Ngl, I think that's brilliant. Braces matching the wrong brace is like a daily occurrence. It's such a tedious small thing that constantly hounds me whenever I'm writing code
In languages without this feature (most of them), you sometimes see long blocks get labeled at the end anyway. On the other hand, you could argue that if your block is long enough it doesn't fit on the screen, then it should be its own function anyway.

Like this, except replace "..." with many lines of code.

  if (z.p == z.p.p.left) {

      ...

  } else { // z.p != z.p.p.left

      ...

  } // if
> In languages without this feature (most of them), you sometimes see long blocks get labeled at the end anyway.

True. However, in Ada at least, if the block types don't match then it's a syntax error detected at compile time by the compiler. Comments like those listed above are often not checked at compile time, and thus aren't very useful for preventing errors.

Most programming languages now support reformatters out of the box. Part of the point of those is to make mismatched closing braces more visible.
Rainbow brackets, so the brackets themselves are color coded to match with their corresponding partner, are also a godsend.
I'm surprised that code folding has never really become good/popular enough to make all these things non-issues.

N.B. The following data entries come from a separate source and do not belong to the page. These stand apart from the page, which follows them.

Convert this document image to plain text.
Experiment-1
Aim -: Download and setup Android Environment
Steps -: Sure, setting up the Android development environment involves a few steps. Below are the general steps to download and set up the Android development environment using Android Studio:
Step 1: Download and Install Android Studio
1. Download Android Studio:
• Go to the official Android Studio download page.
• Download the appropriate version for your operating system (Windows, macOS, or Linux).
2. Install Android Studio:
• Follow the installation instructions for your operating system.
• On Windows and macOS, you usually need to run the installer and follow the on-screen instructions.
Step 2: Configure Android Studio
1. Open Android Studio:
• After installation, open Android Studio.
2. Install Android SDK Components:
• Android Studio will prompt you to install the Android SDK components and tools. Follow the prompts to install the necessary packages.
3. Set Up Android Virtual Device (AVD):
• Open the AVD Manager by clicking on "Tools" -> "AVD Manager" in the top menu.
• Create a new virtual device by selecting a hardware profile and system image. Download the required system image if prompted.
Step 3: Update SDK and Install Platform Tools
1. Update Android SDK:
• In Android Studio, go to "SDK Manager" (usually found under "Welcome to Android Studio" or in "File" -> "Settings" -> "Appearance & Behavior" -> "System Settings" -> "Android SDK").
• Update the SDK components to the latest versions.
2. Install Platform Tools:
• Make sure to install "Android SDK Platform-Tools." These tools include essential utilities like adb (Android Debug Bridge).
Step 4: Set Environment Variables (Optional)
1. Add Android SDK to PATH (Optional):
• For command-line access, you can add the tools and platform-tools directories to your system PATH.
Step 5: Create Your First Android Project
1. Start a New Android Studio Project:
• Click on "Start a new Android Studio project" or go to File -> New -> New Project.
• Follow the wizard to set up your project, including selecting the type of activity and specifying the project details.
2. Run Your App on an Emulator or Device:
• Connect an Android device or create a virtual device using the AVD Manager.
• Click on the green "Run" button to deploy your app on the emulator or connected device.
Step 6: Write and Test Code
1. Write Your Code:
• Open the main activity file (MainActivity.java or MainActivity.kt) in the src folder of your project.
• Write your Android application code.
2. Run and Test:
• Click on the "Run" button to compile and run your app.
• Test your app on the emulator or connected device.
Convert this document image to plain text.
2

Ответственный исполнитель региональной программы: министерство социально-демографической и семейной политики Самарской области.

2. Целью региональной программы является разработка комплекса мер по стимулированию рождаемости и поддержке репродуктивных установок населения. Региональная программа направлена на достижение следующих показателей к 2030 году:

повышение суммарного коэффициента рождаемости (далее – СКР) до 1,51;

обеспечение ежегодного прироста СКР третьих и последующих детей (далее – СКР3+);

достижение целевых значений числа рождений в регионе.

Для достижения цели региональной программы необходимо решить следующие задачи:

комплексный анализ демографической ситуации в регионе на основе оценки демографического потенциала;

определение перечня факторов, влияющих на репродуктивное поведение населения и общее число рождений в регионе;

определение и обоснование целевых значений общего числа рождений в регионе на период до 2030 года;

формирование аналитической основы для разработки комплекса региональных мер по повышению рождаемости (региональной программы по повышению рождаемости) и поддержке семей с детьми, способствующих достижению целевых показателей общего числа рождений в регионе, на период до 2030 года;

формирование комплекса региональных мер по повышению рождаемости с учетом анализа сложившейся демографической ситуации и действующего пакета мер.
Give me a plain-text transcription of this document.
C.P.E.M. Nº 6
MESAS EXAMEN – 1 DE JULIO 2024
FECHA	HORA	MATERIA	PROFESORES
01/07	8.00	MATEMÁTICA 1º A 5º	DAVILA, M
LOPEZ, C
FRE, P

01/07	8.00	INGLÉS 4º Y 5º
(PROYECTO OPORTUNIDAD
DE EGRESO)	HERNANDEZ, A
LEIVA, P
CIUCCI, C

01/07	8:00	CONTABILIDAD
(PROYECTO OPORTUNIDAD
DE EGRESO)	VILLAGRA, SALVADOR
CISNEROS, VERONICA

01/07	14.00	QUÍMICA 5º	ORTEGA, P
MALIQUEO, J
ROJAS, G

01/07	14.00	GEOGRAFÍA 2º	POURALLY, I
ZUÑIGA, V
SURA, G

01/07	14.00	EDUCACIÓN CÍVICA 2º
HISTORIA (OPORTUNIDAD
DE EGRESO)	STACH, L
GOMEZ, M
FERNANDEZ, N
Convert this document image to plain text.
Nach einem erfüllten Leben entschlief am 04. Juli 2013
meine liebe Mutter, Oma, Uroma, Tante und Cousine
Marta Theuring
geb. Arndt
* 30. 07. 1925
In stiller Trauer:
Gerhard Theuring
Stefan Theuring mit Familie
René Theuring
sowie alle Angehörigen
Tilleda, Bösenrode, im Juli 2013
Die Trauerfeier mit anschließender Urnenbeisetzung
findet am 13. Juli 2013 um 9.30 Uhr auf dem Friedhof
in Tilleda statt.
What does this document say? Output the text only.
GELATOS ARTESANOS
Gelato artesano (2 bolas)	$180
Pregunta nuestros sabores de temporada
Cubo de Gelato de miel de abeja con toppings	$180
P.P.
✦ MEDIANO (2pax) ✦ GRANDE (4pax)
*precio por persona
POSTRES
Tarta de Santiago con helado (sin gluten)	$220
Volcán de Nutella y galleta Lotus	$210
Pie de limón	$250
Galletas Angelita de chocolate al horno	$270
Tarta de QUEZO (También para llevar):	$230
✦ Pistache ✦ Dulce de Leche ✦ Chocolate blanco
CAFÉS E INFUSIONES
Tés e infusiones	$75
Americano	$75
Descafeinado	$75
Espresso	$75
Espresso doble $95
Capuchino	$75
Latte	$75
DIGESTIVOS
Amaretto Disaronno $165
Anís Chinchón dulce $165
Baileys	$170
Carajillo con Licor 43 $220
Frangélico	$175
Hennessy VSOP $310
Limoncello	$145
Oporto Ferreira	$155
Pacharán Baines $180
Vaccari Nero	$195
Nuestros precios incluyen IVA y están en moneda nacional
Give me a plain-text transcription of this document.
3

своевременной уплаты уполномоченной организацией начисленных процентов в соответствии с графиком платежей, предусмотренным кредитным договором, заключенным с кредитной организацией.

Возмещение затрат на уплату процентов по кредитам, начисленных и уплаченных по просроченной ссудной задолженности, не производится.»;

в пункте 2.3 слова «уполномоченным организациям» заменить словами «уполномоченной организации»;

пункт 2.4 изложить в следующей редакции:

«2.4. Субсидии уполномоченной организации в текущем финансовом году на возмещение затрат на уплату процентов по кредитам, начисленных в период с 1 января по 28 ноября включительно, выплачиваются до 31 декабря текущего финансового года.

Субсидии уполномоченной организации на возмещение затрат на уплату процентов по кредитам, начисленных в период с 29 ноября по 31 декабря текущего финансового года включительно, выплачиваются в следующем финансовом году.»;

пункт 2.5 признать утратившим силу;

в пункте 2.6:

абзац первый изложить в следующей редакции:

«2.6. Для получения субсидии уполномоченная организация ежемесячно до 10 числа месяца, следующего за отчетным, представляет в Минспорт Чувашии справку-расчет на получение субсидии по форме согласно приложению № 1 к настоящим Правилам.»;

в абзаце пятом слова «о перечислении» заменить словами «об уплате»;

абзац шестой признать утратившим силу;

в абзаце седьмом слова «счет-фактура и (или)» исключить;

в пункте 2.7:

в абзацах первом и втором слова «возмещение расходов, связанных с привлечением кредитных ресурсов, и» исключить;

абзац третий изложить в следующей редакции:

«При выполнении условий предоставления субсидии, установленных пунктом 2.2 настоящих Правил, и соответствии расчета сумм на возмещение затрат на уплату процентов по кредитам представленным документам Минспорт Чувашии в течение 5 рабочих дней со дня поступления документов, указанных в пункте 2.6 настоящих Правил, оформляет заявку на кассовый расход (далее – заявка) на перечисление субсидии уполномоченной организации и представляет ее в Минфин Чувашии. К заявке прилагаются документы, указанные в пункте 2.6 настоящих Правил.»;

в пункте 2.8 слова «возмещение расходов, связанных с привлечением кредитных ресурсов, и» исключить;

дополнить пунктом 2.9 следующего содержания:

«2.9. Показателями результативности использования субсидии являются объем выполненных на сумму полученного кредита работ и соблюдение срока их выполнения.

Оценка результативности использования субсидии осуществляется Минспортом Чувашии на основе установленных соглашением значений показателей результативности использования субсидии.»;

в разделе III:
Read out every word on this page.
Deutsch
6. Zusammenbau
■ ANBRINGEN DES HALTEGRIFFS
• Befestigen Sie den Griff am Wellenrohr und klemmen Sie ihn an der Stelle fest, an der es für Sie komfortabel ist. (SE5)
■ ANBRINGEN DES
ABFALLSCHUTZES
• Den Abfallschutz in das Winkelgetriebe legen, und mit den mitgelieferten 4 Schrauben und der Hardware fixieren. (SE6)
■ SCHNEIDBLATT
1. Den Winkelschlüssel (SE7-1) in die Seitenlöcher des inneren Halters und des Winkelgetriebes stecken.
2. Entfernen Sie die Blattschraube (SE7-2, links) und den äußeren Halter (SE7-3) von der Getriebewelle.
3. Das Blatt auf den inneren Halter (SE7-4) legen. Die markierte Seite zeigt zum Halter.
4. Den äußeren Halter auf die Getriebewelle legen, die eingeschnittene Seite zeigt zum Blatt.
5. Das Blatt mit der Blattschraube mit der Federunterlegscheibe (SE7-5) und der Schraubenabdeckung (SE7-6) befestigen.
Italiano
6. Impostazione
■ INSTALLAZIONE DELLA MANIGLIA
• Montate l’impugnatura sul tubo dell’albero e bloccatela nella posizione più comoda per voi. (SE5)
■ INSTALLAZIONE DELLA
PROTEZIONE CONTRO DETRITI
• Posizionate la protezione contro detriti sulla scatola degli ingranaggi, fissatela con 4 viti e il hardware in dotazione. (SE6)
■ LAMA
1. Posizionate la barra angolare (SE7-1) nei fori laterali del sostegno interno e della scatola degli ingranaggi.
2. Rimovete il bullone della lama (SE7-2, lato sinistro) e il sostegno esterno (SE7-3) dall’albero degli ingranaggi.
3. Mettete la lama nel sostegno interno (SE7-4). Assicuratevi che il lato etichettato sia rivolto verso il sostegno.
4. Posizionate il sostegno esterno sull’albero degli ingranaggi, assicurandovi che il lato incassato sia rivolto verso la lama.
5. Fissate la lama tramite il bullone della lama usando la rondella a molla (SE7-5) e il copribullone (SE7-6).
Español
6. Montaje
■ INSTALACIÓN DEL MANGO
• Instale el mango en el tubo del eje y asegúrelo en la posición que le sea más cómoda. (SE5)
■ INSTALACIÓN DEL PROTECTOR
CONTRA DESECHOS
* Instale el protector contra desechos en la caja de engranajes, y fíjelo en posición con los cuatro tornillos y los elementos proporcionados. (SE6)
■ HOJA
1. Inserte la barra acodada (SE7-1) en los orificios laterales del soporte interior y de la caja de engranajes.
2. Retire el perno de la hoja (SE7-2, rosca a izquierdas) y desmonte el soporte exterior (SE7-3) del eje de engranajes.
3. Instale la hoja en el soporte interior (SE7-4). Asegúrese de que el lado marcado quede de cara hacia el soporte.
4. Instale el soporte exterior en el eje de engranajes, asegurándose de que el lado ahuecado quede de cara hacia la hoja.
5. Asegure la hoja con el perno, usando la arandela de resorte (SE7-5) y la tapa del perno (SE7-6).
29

Often it's only for named blocks like functions, and not for the really unhelpful bits like that conditional branch that is long, simple and deep, but really does not deserve spamming a namespace with an unhelpful identifier. And I've yet to see a deliberately short-lived folding to lessen the out of sight, out of mind tax that code folding of associated with. If there was deliberately short-lived folding, perhaps auto-reexpanding whenever the section has scrolled out of view, I'd use folding all the time, to navigate the nesting. The quasi-permanent until explicitly re-expanded cold folding? Yeah, I hardly ever use it, to many bad experiences with forgetting to re-expand.

Code folding is phenomenal for understanding a codebase and I'm really surprised it wasn't utilized more.
Even with all these helpers, there's too much cognitive overhead and not enough that IDEs or plugins can do to take that away. Rainbow braces are nice and all, but it's not enough when the underlying concept is broken.
Scala 3 actually has a brace-less mode that supports this.
You can do this with PHP, too, but it’s on the rare side except in some templating niches.

The reverse-reserved-word convention like ‘fi’ to end an if block in shell (and other?) languages seems like it functions this way too.

And I guess significant indentation also does this job, albeit with some of its own hazards.

I was under the impression that COBOL's English syntax was intended to be a more human-readable approach, not so much a workaround for character set limitations.
Maybe both? COBOL predates the first draft of ASCII by several years. Character sets were far from standardized in those days.